Comment allez-vous vous organiser pour redémarrer ?
La première chose, c’est de rassurer nos compagnons et de faire preuve de pédagogie. Aujourd’hui, lorsque je les interroge individuellement, aucun n’est prêt à revenir travailler sans assurance sur les conditions d’accès.
J’attends donc, avec impatience, la sortie du guide de bonnes pratiques de l’OPPBTP. Reste à savoir si toutes les préconisations seront faciles à mettre en œuvre sur le terrain.
Pour reprendre, nous ciblerons en premier les chantiers les plus faciles à redémarrer, c’est-à-dire ceux où il n’y a pas ou peu de coactivité. Pour nous, ce seront ceux des particuliers, parce que les corps d’état arrivent plutôt les uns derrière les autres : le plaquiste, l’électricien, le peintre… enfin, dans l’ordre logique.
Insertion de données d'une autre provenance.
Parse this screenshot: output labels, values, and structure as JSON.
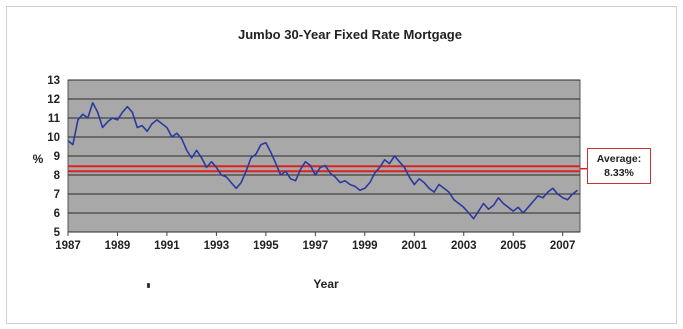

Pour les chantiers publics, il faut vraiment que tout le monde se mette autour de la table, le SPS en premier, de façon que les PPSPS soient revus et corrigés afin d’établir peut-être de nouveaux plannings, de nouveaux moyens de réfectoire, pour la période qui sera encore transitoire, pour limiter les contacts.
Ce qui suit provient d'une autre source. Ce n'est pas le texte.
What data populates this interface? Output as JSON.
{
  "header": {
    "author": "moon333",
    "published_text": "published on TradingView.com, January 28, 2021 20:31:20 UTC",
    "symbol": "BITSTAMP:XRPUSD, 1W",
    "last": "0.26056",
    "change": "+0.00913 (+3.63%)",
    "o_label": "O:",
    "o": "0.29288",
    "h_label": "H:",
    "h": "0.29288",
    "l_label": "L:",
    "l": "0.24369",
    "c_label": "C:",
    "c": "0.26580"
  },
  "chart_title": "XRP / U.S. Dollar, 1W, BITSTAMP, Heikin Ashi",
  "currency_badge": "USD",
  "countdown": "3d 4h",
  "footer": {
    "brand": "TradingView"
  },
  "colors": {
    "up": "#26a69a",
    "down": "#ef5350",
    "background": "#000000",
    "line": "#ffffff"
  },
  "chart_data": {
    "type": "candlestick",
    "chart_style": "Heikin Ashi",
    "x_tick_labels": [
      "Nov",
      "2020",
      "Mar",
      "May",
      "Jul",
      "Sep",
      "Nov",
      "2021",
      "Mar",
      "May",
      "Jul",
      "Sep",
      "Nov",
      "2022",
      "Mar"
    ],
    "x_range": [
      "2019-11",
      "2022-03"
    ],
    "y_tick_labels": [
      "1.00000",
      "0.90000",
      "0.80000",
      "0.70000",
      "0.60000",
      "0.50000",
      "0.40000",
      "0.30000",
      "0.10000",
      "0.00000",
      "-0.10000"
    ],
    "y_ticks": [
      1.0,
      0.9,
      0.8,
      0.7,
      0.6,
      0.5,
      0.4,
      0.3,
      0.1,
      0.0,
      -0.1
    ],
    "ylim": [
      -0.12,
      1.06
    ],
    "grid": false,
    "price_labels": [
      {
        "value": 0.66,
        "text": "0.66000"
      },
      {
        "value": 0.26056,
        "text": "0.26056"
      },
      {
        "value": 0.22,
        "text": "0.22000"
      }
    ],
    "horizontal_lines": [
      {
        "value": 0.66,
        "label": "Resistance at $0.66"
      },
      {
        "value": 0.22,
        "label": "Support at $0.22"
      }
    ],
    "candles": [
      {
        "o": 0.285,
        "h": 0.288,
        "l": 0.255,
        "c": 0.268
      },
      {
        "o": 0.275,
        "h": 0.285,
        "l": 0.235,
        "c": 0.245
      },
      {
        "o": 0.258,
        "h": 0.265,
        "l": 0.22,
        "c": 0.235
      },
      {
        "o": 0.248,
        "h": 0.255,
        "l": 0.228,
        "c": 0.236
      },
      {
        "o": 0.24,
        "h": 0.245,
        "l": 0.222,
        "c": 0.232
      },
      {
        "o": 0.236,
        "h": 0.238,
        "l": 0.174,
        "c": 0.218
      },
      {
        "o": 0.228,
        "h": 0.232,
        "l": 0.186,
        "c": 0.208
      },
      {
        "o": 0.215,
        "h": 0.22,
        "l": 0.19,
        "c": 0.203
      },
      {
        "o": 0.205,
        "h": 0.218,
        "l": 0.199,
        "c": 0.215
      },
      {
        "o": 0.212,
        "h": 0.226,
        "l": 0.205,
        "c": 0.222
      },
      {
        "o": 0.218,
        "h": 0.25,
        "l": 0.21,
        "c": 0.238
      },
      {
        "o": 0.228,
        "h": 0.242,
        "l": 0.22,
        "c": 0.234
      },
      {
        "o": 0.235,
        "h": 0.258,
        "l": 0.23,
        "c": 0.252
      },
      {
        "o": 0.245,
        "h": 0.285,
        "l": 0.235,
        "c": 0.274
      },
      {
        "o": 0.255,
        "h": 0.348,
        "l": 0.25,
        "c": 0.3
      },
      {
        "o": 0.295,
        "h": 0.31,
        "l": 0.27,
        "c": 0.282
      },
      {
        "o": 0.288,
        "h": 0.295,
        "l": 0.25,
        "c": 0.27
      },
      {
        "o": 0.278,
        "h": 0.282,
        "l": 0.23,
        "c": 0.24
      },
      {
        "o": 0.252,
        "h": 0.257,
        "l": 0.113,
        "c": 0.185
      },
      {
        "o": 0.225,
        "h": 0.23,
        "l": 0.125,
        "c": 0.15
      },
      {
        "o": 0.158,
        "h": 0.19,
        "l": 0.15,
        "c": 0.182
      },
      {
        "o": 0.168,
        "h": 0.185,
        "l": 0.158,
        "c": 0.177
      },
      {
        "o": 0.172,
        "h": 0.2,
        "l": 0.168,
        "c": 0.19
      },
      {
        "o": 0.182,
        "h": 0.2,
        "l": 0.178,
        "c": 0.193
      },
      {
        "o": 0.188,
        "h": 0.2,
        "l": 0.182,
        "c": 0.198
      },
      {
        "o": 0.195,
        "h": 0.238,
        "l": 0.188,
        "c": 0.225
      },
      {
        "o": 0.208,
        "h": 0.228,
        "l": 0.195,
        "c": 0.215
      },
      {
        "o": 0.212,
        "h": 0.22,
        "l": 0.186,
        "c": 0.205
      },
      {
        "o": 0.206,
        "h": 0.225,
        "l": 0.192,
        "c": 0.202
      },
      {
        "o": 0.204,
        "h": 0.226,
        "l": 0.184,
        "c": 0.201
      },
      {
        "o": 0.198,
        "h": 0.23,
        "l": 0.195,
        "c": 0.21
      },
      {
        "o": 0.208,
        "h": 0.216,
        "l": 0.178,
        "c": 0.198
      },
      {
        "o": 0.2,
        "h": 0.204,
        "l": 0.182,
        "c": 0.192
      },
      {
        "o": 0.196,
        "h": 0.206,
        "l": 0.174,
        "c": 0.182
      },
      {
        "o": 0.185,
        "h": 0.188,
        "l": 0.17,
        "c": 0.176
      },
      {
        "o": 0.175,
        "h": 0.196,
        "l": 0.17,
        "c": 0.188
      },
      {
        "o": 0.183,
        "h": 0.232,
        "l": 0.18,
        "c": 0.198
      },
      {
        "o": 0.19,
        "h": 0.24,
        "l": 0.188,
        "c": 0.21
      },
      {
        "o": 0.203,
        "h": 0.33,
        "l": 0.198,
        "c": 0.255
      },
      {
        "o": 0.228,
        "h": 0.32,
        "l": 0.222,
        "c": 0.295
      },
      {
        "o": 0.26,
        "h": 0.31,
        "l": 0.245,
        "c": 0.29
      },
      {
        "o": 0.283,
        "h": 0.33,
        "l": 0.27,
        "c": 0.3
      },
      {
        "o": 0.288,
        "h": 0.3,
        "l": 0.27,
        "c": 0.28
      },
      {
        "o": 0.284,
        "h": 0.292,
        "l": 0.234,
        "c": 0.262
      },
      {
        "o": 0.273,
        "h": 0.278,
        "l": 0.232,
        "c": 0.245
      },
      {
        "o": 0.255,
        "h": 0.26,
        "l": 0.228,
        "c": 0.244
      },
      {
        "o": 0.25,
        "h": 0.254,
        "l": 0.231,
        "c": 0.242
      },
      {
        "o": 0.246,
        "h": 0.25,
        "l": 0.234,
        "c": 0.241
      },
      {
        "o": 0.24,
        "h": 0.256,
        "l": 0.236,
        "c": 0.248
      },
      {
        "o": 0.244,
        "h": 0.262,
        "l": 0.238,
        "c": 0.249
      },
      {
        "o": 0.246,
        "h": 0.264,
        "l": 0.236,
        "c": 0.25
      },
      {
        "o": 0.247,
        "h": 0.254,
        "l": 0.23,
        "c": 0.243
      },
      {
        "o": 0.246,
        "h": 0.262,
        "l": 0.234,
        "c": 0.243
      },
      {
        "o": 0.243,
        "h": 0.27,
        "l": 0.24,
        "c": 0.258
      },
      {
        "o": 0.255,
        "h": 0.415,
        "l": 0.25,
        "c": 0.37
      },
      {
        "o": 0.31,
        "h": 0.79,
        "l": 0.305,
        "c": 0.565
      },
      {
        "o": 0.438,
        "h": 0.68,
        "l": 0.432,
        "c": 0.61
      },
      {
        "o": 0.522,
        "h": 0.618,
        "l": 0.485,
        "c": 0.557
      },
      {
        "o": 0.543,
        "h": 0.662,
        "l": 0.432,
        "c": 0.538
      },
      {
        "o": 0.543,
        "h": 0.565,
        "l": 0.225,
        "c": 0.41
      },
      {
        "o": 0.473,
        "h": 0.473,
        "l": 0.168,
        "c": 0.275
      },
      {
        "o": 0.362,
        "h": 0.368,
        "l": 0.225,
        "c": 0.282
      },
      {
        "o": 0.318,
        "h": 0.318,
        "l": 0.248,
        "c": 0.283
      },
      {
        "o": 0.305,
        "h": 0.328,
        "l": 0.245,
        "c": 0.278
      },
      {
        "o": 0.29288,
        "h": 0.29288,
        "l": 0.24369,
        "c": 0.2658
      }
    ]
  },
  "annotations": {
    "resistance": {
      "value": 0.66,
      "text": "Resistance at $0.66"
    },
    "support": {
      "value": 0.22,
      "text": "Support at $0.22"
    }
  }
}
Il y aura un certain nombre de spécificités à mettre en œuvre, qui auront sans doute aussi un coût. Qui prend en charge ce coût ? Le maître de l’ouvrage, les entreprises ?
Pour reprendre, tous les acteurs seront amenés à bien analyser la situation.
Reste une question essentielle : et si, malgré tout, nos compagnons ne veulent pas reprendre, que fait-on ?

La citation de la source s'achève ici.